In den sieben Jahren nach Halfords Brief von 1981 gab es nur begrenzte Aktivitäten. Wodka, der zwölf Jahre lang als Legislativassistent und Personalvertreter im Washingtoner Büro der OCAW tätig gewesen war, verließ die Gewerkschaft, um sein Jurastudium zu absolvieren.

1988, nachdem Harry Weist in die Instandhaltung versetzt worden war, wussten die örtlichen OCAW-Beamten von acht Arbeitern in Niagara Falls, die an Blasenkrebs erkrankt waren. Wodka alarmierte die OCAW International, die eine Untersuchung durch das National Institute for Occupational Safety and Health (NIOSH), Teil der Centers for Disease Control and Prevention, forderte.

Es kam schlimmer als erwartet. NIOSH-Epidemiologen fanden in der Anlage 13 Fälle von Blasenkrebs, fast viermal so hoch wie die Inzidenzrate in der Allgemeinbevölkerung. Sie dokumentierten einen 27-fachen Anstieg der Erkrankung bei Arbeitern, die mindestens 10 Jahre in der Abteilung 245 verbracht hatten. Der Verdacht fiel auf Ortho-Toluidin und in geringerem Maße auf Anilin.

Elizabeth Ward war fünf Jahre lang die leitende NIOSH-Ermittlerin. Ward ist jetzt nationaler Vizepräsident für intramurale Forschung bei der American Cancer Society und glaubt, dass der Krebsanstieg bei Goodyear weitgehend vermeidbar war.

„Es gab Hinweise auf die Karzinogenität von Ortho-Toluidin bei Tieren, aber das Werk hatte nicht wirklich ausreichende Vorkehrungen getroffen, um die Exposition der Arbeitskräfte zu reduzieren“, sagte Ward. „Es ging wirklich darum, den Beweisen keine Beachtung zu schenken.“

Goodyear sagte: „Wir befolgen seit Jahrzehnten wirksame industrielle Hygienepraktiken in Bezug auf diese Chemikalie.“ Nur ein einziger Fall von Blasenkrebs betraf einen Arbeiter, der nach 1990 im Werk anfing.

Verluste

Für Leute wie Dick Prato ist das ein kleiner Trost. Prato begann 1963 bei Goodyear und arbeitete 39 Jahre lang in der Abteilung 245. Bei ihm wurde Blasenkrebs diagnostiziert, nachdem er 1995 auf einem Campingausflug Blut uriniert hatte, was ihn zum Fall Nr. 19 machte. Der Ginch kam 1997 und 2007 erneut auf.

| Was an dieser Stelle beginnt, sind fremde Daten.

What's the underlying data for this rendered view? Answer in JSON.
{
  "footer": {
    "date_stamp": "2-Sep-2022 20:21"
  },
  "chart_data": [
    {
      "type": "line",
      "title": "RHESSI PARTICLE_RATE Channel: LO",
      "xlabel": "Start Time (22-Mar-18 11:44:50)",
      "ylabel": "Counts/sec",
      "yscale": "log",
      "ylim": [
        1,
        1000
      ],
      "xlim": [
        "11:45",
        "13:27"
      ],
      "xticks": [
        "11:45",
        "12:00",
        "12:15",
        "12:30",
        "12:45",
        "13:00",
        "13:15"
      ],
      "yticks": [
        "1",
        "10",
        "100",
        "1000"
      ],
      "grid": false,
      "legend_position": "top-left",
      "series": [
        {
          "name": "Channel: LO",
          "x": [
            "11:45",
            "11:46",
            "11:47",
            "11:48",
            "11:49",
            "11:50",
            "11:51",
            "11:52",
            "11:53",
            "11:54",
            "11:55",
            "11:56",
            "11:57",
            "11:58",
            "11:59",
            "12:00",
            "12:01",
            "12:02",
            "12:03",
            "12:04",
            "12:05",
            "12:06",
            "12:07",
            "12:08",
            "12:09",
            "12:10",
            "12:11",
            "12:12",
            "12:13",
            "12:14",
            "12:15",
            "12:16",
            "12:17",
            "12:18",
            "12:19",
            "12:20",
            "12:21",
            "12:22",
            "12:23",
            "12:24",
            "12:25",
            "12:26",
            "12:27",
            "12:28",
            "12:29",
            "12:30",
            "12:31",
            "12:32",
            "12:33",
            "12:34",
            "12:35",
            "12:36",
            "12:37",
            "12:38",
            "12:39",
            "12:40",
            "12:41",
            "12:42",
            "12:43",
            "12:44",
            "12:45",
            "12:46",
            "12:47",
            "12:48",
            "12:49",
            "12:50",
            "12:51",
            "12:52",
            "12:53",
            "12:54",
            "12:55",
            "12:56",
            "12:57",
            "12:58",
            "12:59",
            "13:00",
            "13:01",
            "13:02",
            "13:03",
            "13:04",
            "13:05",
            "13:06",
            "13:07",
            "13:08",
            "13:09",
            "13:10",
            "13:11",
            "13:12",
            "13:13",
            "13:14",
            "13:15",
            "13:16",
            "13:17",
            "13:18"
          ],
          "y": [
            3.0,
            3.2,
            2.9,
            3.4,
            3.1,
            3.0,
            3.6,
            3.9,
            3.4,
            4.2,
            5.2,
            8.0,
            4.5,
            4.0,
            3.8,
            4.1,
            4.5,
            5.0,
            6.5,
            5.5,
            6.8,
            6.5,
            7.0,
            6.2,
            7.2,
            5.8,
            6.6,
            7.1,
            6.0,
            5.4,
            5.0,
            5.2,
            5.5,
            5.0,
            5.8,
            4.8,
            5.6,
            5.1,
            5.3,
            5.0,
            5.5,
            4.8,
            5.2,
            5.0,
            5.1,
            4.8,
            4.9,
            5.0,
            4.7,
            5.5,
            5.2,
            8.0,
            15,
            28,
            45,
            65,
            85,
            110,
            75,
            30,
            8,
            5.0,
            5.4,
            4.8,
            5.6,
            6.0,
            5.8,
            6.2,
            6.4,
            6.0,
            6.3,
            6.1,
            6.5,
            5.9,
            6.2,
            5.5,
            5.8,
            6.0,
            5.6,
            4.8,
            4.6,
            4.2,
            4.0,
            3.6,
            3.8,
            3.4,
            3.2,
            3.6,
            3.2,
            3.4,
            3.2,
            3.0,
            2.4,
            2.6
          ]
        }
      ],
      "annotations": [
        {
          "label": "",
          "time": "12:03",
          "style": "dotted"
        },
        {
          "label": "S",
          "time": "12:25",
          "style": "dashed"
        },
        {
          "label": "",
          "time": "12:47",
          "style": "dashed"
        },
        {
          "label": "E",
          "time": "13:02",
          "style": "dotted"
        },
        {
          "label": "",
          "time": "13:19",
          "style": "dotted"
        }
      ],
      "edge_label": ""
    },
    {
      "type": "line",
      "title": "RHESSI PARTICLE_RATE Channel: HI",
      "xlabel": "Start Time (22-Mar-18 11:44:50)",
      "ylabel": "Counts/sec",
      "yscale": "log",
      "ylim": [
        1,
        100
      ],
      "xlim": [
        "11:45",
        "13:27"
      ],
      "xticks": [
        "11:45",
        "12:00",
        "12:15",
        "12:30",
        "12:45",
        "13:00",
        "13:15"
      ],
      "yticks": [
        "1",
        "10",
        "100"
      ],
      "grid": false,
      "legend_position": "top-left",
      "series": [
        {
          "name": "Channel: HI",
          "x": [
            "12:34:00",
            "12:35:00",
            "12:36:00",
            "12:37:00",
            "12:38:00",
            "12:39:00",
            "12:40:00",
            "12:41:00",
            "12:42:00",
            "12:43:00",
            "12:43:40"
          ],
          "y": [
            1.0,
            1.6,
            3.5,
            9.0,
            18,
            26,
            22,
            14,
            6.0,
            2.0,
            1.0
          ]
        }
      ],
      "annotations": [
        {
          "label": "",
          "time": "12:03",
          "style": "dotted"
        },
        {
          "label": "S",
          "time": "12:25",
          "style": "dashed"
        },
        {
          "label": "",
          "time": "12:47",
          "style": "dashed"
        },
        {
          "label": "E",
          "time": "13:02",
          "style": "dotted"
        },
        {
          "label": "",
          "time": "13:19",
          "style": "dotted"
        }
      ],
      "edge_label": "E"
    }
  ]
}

Prato überstand 1995 sechs Wochen Chemotherapie und zwei Jahre später eine weitere Runde. „Jeden Montag wurden mir die [Drogen] in die Blase gespritzt“, sagte er. „Um 8 Uhr morgens bekam man das Zeug und urinierte es um 1 Uhr morgens aus. Man war in eine Decke gewickelt, erfror und trotzdem lief einem der Schweiß herunter. Es war wie bei einer Grippe.“

Der Krebs schlummerte ein Jahrzehnt lang. „Dann ging ich zu meiner regulären Untersuchung“, sagte Prato, „und da war es.“

Er unterzog sich einer weiteren Chemotherapie. Mit 72 Jahren leidet er unter einer anhaltenden, leichten Angst. „Manchmal“, sagte er, „warte ich nicht einmal ein Jahr“, um mich einer Zystoskopie zu unterziehen, einem normalerweise jährlich durchgeführten Untersuchungsverfahren, bei dem ein mit einer Linse versehener Schlauch in die Harnröhre eingeführt wird. „Ich habe Angst und werde nach neun Monaten untersucht.“ Für jeden in seiner Position besteht das Ziel darin, zu verhindern, dass der Krebs die Blasenwand durchbricht und Metastasen bildet.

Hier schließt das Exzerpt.